In other words, the importance of housing to the local economy varies from place to place and national housing policy needs to be much more flexible if we are to make the most of housing's potential for an economic boost.

Any policy designed to kickstart house building, such as Get Britain Building, would get the fastest results if it targeted cities where housing is least affordable. For example, in the ten cities where housing is least affordable, such as Cambridge, Brighton and Bournemouth, there are more than 100,000 homes on developments that have stalled as a result of the downturn. Not only would unlocking these sites provide a boost to national economic growth, it would help to address issues of affordability in some of our most expensive cities.
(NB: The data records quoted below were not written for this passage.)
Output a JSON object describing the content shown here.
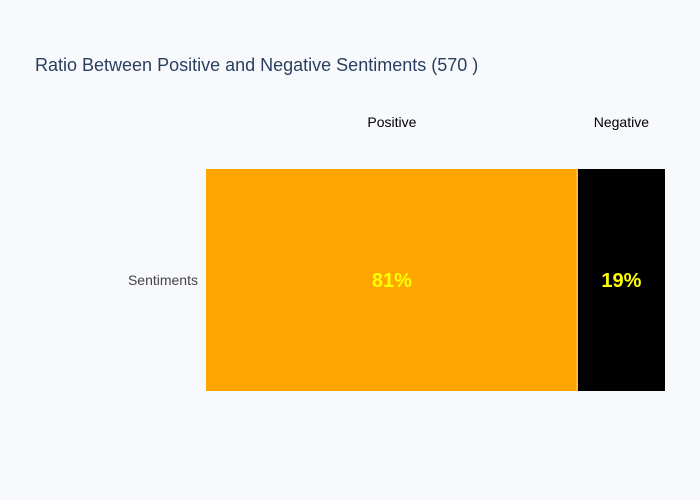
{
  "chart_data": {
    "type": "bar",
    "orientation": "horizontal",
    "barmode": "stack",
    "title": "Ratio Between Positive and Negative Sentiments (570 )",
    "categories": [
      "Sentiments"
    ],
    "series": [
      {
        "name": "Positive",
        "values": [
          81
        ],
        "label": "81%",
        "color": "#ffa500",
        "label_color": "#ffff00"
      },
      {
        "name": "Negative",
        "values": [
          19
        ],
        "label": "19%",
        "color": "#000000",
        "label_color": "#ffff00"
      }
    ],
    "xlim": [
      0,
      100
    ],
    "grid": false
  },
  "colors": {
    "background": "#f7f9fd",
    "title": "#2a3f5f",
    "axis_text": "#444444"
  }
}
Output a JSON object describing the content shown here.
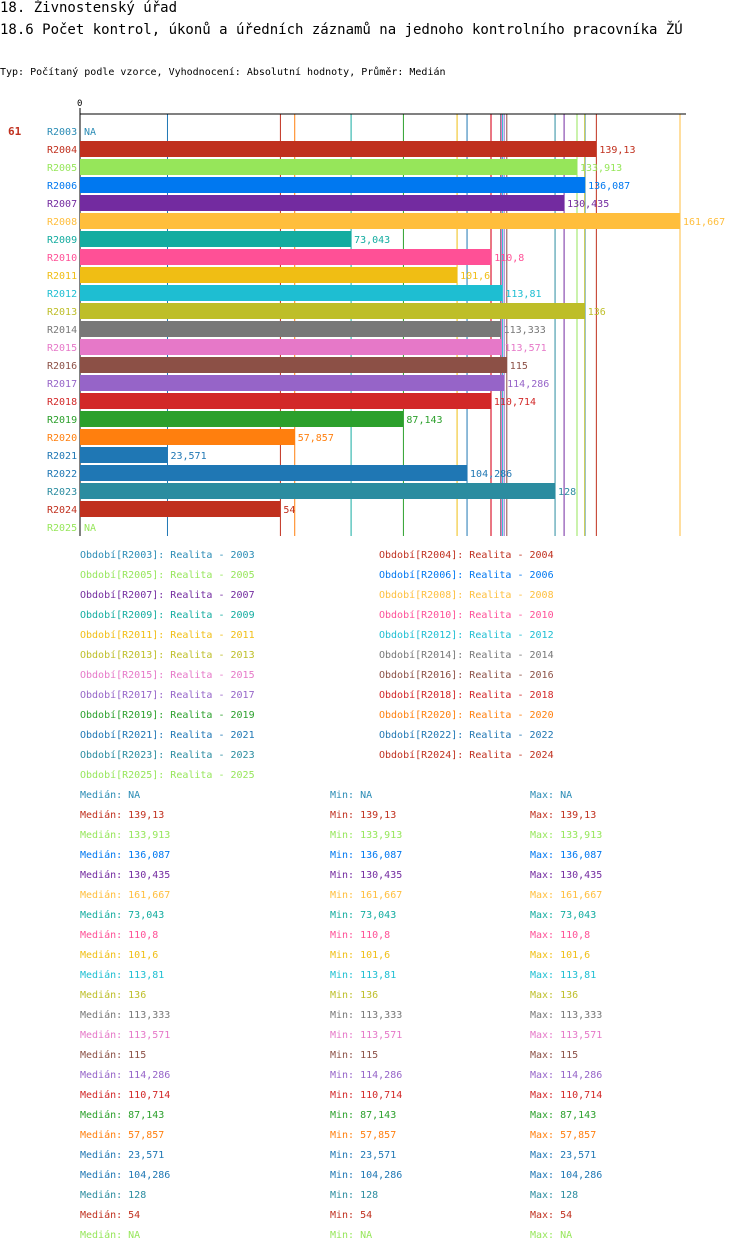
{
  "header": {
    "title": "18. Živnostenský úřad",
    "subtitle_main": "18.6 Počet kontrol, úkonů a úředních záznamů na jednoho kontrolního pracovníka ŽÚ",
    "type_line": "Typ: Počítaný podle vzorce, Vyhodnocení: Absolutní hodnoty, Průměr: Medián"
  },
  "chart_data": {
    "type": "bar",
    "orientation": "horizontal",
    "id_label": "61",
    "axis_zero_label": "0",
    "xlim": [
      0,
      161.667
    ],
    "grid": false,
    "categories": [
      "R2003",
      "R2004",
      "R2005",
      "R2006",
      "R2007",
      "R2008",
      "R2009",
      "R2010",
      "R2011",
      "R2012",
      "R2013",
      "R2014",
      "R2015",
      "R2016",
      "R2017",
      "R2018",
      "R2019",
      "R2020",
      "R2021",
      "R2022",
      "R2023",
      "R2024",
      "R2025"
    ],
    "values": [
      null,
      139.13,
      133.913,
      136.087,
      130.435,
      161.667,
      73.043,
      110.8,
      101.6,
      113.81,
      136,
      113.333,
      113.571,
      115,
      114.286,
      110.714,
      87.143,
      57.857,
      23.571,
      104.286,
      128,
      54,
      null
    ],
    "value_labels": [
      "NA",
      "139,13",
      "133,913",
      "136,087",
      "130,435",
      "161,667",
      "73,043",
      "110,8",
      "101,6",
      "113,81",
      "136",
      "113,333",
      "113,571",
      "115",
      "114,286",
      "110,714",
      "87,143",
      "57,857",
      "23,571",
      "104,286",
      "128",
      "54",
      "NA"
    ],
    "colors": [
      "#2B8CB5",
      "#C0301E",
      "#96E65A",
      "#0078F0",
      "#732BA0",
      "#FFBE3C",
      "#14ACA0",
      "#FF5096",
      "#F0BE14",
      "#1EBED2",
      "#BEBE28",
      "#787878",
      "#E678C8",
      "#8C5046",
      "#9664C8",
      "#D22828",
      "#2CA02C",
      "#FF7F0E",
      "#1F77B4",
      "#1F77B4",
      "#2B8CA0",
      "#C0301E",
      "#96E65A"
    ],
    "legend": [
      "Období[R2003]: Realita - 2003",
      "Období[R2004]: Realita - 2004",
      "Období[R2005]: Realita - 2005",
      "Období[R2006]: Realita - 2006",
      "Období[R2007]: Realita - 2007",
      "Období[R2008]: Realita - 2008",
      "Období[R2009]: Realita - 2009",
      "Období[R2010]: Realita - 2010",
      "Období[R2011]: Realita - 2011",
      "Období[R2012]: Realita - 2012",
      "Období[R2013]: Realita - 2013",
      "Období[R2014]: Realita - 2014",
      "Období[R2015]: Realita - 2015",
      "Období[R2016]: Realita - 2016",
      "Období[R2017]: Realita - 2017",
      "Období[R2018]: Realita - 2018",
      "Období[R2019]: Realita - 2019",
      "Období[R2020]: Realita - 2020",
      "Období[R2021]: Realita - 2021",
      "Období[R2022]: Realita - 2022",
      "Období[R2023]: Realita - 2023",
      "Období[R2024]: Realita - 2024",
      "Období[R2025]: Realita - 2025"
    ],
    "stats_labels": {
      "median": "Medián: ",
      "min": "Min: ",
      "max": "Max: "
    }
  }
}
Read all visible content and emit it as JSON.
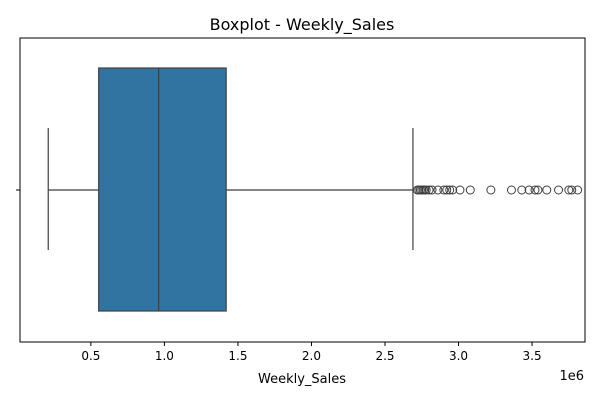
{
  "chart_data": {
    "type": "boxplot",
    "title": "Boxplot - Weekly_Sales",
    "xlabel": "Weekly_Sales",
    "ylabel": "",
    "scale_label": "1e6",
    "xlim": [
      0.018,
      3.86
    ],
    "x_ticks": [
      0.5,
      1.0,
      1.5,
      2.0,
      2.5,
      3.0,
      3.5
    ],
    "x_tick_labels": [
      "0.5",
      "1.0",
      "1.5",
      "2.0",
      "2.5",
      "3.0",
      "3.5"
    ],
    "y_tick_labels": [
      ""
    ],
    "grid": false,
    "legend": "none",
    "box": {
      "whisker_low": 0.21,
      "q1": 0.553,
      "median": 0.961,
      "q3": 1.42,
      "whisker_high": 2.69
    },
    "outliers": [
      2.72,
      2.73,
      2.74,
      2.75,
      2.76,
      2.77,
      2.78,
      2.8,
      2.82,
      2.86,
      2.9,
      2.92,
      2.94,
      2.96,
      3.01,
      3.08,
      3.22,
      3.36,
      3.43,
      3.48,
      3.52,
      3.54,
      3.6,
      3.68,
      3.75,
      3.77,
      3.81
    ],
    "colors": {
      "box": "#3274a1",
      "line": "#3f3f3f",
      "axis": "#000000"
    }
  }
}
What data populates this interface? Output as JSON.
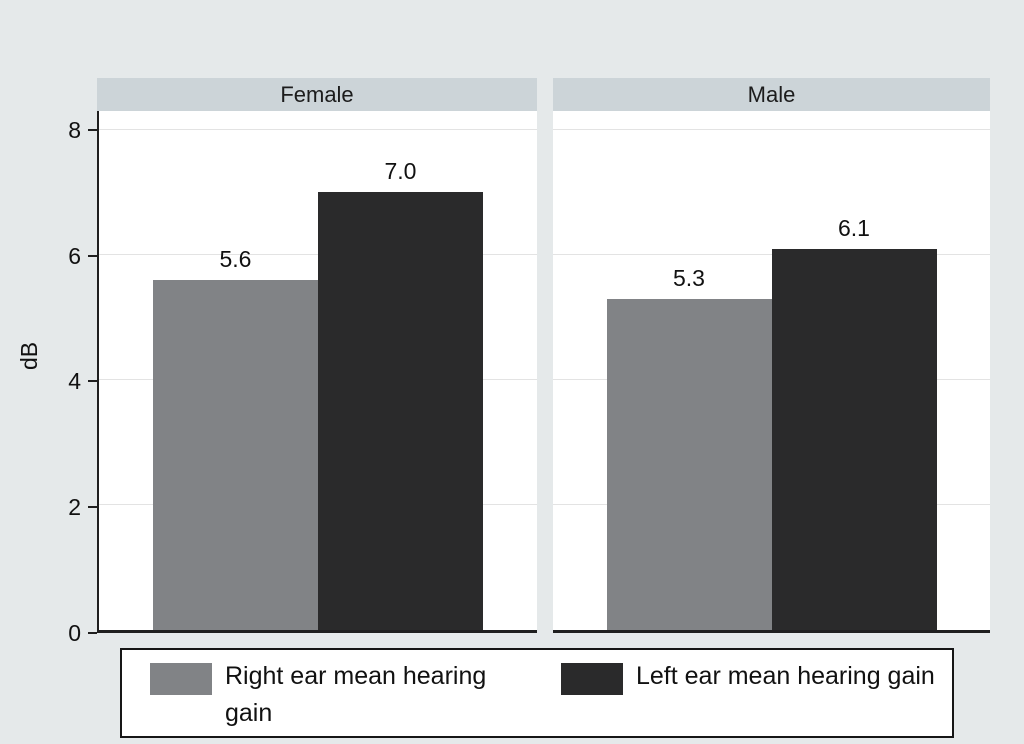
{
  "figure": {
    "background": "#e5e9ea",
    "header_band": "#ccd4d8"
  },
  "chart_data": {
    "type": "bar",
    "title": "",
    "ylabel": "dB",
    "ymax": 8.3,
    "yticks": [
      0,
      2,
      4,
      6,
      8
    ],
    "grid": true,
    "legend_position": "bottom",
    "panels": [
      {
        "label": "Female",
        "values": [
          5.6,
          7.0
        ],
        "value_labels": [
          "5.6",
          "7.0"
        ]
      },
      {
        "label": "Male",
        "values": [
          5.3,
          6.1
        ],
        "value_labels": [
          "5.3",
          "6.1"
        ]
      }
    ],
    "series": [
      {
        "name": "Right ear mean hearing gain",
        "key": "right-ear",
        "color": "#818386"
      },
      {
        "name": "Left ear mean hearing gain",
        "key": "left-ear",
        "color": "#2a2a2b"
      }
    ]
  },
  "legend": {
    "items": [
      {
        "label": "Right ear mean hearing gain"
      },
      {
        "label": "Left ear mean hearing gain"
      }
    ]
  }
}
Government should also empower more affordable cities to access funding to help deal with issues of housing quality. There are a number of funding pots already available from government to deal with empty homes; cities where problems of poor stock and empty homes are most acute could benefit significantly from this money, rather than chasing incentives to build new homes.

Houses are built in places. But there is huge variation in the housing challenges that different places face. For this reason place needs to be put back into housing policy, with places allowed to combine funding sources and adapt national policy to their particular needs. Only through doing this will we be able to effectively deal with the UK's housing problems.